Member of Bangladesh Parliament
- In office 25 January 2009 – 20 January 2014
- Preceded by: Abdul Kader Siddique
- Succeeded by: Anupam Shahjahan
- Constituency: Tangail-8
- In office 1999–2001
- Preceded by: Abdul Kader Siddique
- Succeeded by: Abdul Kader Siddique
- Constituency: Tangail-8
- In office 1986–1988
- Preceded by: Morshed Ali Khan Panni
- Succeeded by: Morshed Ali Khan Panni
- Constituency: Tangail-8

Personal details
- Born: 1951 Sakhipur, Tangail, Bangladesh
- Died: 20 January 2014 (aged 62–63)
- Party: Bangladesh Awami League
- Children: Anupam Shahjahan Joy

= Shawkat Momen Shahjahan =

Bangladeshi politician

Shawkat Momen Shahjahan was a Bangladesh Awami League politician and a Member of Parliament.

==Early life==
Shajahan was born in 1951. He studied at the Bangladesh Agriculture University in Mymensingh.
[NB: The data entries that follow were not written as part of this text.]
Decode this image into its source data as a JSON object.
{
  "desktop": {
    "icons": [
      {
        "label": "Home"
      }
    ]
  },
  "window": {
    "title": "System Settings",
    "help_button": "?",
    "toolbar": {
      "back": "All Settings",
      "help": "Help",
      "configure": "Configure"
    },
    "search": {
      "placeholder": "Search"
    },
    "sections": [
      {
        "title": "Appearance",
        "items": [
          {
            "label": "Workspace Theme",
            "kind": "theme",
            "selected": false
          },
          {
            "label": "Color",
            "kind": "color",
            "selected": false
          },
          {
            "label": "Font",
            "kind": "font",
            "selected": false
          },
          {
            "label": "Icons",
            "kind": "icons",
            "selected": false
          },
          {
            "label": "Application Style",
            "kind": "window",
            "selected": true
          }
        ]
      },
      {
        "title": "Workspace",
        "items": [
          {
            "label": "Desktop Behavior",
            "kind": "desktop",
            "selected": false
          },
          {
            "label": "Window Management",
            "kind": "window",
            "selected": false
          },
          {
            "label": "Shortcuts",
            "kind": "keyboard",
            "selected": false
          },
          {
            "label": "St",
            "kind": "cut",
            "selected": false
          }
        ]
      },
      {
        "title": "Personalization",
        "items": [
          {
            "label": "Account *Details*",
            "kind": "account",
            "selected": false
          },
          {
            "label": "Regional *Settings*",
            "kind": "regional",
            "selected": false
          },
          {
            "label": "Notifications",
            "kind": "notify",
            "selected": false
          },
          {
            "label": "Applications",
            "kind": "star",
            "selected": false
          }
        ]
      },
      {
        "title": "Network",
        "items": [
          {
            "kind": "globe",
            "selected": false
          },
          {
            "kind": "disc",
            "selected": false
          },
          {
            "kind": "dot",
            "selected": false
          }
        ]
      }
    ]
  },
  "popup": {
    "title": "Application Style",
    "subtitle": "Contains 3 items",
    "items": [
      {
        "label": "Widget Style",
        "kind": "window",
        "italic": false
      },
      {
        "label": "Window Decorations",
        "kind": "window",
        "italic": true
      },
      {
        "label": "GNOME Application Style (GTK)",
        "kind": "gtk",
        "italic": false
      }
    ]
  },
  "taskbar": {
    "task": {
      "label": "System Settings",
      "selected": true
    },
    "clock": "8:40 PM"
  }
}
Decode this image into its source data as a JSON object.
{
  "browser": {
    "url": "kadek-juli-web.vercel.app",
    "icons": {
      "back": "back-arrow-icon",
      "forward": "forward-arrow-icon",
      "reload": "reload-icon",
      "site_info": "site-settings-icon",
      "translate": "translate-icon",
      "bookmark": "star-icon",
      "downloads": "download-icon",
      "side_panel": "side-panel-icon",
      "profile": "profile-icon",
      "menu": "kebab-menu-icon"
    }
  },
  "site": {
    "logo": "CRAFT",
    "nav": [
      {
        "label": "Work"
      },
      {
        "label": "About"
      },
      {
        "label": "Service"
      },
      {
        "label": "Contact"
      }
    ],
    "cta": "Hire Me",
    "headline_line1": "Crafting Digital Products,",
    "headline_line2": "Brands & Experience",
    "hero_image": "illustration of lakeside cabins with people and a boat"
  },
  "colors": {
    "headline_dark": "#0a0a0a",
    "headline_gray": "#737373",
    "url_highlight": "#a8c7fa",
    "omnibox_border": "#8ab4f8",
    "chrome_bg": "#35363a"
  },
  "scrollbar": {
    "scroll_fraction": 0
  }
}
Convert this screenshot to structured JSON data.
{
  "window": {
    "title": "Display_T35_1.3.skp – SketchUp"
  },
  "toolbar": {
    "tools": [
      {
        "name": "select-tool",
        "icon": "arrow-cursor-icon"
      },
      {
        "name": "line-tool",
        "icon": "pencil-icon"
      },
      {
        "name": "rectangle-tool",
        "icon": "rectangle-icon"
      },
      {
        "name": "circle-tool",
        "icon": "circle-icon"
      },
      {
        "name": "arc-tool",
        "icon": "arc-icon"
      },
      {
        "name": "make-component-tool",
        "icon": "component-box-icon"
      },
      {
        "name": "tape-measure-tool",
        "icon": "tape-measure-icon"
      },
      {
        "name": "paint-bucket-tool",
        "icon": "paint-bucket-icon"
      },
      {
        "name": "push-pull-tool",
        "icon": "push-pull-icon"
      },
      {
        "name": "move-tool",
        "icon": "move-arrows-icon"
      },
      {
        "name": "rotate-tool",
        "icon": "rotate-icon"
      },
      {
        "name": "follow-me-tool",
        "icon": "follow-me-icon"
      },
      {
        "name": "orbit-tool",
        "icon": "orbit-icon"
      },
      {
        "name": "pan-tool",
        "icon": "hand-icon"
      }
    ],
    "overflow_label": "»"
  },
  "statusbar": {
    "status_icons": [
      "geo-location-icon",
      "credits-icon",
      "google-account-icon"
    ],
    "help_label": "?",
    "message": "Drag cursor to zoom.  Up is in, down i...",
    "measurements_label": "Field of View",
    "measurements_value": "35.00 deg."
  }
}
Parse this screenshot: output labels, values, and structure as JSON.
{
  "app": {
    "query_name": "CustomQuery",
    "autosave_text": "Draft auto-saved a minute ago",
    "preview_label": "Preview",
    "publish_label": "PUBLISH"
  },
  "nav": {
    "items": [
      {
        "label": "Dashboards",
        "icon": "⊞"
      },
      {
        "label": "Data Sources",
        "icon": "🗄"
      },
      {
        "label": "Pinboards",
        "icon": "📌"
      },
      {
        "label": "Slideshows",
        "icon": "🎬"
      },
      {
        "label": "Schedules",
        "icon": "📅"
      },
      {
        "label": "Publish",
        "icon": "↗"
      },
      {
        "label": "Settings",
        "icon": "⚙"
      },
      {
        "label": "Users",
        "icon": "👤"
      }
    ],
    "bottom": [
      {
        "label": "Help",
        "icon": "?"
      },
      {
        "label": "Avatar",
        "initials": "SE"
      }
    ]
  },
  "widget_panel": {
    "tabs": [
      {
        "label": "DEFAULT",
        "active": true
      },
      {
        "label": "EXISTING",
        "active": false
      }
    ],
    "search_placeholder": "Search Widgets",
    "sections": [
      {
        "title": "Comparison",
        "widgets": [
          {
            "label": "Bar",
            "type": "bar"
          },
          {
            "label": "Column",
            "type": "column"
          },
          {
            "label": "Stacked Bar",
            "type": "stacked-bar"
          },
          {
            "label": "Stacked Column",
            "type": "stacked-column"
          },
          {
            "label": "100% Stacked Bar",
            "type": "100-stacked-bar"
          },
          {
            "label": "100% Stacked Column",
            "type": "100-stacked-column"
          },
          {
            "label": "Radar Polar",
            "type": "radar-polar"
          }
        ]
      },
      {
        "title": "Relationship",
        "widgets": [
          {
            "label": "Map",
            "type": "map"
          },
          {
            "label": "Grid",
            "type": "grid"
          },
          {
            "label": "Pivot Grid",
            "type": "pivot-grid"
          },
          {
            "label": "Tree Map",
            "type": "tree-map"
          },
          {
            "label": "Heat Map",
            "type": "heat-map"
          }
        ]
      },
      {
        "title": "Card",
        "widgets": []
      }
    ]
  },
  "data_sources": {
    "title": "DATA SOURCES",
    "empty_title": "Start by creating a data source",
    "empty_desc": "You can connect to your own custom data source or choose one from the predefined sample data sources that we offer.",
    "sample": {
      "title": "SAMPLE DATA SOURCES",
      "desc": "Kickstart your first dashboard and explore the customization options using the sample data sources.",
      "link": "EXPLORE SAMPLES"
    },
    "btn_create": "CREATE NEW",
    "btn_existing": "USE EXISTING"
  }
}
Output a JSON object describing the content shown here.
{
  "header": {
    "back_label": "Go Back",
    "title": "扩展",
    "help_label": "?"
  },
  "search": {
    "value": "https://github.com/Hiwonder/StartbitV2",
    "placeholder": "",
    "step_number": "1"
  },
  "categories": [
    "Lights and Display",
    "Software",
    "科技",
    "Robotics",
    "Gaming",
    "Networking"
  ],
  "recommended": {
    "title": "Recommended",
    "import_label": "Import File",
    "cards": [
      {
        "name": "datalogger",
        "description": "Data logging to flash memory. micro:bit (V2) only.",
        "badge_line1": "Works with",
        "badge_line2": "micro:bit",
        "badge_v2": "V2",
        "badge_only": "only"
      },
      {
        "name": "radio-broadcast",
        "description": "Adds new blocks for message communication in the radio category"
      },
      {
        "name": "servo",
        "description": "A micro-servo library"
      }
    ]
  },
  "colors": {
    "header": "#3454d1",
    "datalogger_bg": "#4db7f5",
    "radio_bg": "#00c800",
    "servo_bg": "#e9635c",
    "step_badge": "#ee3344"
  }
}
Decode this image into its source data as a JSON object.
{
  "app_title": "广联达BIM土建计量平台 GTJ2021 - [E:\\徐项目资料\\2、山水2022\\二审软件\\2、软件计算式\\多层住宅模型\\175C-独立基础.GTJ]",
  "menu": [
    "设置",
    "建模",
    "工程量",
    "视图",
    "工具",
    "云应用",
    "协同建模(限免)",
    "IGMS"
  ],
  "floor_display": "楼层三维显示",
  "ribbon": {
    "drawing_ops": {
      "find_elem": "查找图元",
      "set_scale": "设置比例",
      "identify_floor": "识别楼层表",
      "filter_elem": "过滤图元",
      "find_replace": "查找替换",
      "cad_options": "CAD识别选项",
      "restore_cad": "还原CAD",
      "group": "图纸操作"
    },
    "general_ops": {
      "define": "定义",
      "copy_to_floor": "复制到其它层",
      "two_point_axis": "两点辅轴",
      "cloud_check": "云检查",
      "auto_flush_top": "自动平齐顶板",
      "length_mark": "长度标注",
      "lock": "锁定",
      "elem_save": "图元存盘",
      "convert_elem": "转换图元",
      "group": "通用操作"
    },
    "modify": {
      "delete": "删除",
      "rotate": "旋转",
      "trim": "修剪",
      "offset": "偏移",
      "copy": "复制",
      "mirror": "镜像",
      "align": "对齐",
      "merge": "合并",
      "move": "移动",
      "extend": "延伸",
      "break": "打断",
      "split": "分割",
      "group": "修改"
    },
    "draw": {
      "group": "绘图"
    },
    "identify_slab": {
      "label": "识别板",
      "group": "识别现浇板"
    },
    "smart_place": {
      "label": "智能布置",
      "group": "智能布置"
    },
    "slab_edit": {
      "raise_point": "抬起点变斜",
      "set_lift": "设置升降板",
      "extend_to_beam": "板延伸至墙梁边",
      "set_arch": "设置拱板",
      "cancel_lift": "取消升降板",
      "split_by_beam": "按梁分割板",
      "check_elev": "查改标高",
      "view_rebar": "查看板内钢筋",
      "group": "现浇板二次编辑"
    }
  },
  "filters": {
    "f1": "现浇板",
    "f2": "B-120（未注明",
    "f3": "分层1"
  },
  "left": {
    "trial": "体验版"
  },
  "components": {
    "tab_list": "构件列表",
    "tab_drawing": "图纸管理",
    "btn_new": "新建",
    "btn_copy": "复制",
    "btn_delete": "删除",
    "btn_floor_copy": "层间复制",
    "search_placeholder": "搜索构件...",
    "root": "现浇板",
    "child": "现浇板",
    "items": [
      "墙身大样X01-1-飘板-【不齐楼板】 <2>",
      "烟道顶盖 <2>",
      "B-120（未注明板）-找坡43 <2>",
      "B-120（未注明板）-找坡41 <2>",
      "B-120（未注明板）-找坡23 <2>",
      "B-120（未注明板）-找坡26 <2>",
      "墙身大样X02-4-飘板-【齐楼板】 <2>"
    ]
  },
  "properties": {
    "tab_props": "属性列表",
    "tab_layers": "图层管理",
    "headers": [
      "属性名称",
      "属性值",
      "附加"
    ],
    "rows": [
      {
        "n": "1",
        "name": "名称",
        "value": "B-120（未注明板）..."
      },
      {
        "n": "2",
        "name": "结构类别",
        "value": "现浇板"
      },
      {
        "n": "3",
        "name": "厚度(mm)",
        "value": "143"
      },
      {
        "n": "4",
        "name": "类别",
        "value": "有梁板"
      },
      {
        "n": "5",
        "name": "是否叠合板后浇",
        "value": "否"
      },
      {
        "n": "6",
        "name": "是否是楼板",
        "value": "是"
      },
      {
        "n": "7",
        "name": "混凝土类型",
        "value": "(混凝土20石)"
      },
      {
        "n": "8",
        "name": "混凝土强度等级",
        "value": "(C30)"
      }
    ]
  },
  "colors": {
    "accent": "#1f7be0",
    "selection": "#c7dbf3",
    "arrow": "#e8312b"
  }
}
He worked as a lecturer in Bangladesh Agriculture University after graduating. Later he married Shobnam Momtaz, and had a child, Anupam Shahjahan Joy, the current MP of Tangail-8.

==Career==
Shahjahan was elected to Parliament in 1986 Tangail-8 as a Bangladesh Awami League candidate. He won the by-poll in 1999 from Tangail-8 and was re-elected again in December 2008 General elections. He served as the Chairman of the Parliamentary Standing Committee for Agriculture Ministry. He was elected unopposed in the 10th parliamentary election on 5 January 2014. He has called on the government of Bangladesh to implement the Chittagong Hill Tracts Peace Accord to avert violence in the Chittagong Hill Tracts region.

==Death and legacy==
Shahjahan died on 20 January 2014. His constituency, Tangail-8, fail vacant after his death. On 29 March 2014, by-elections were held and his son, Anupam Shahjahan Joy, was elected to Parliament.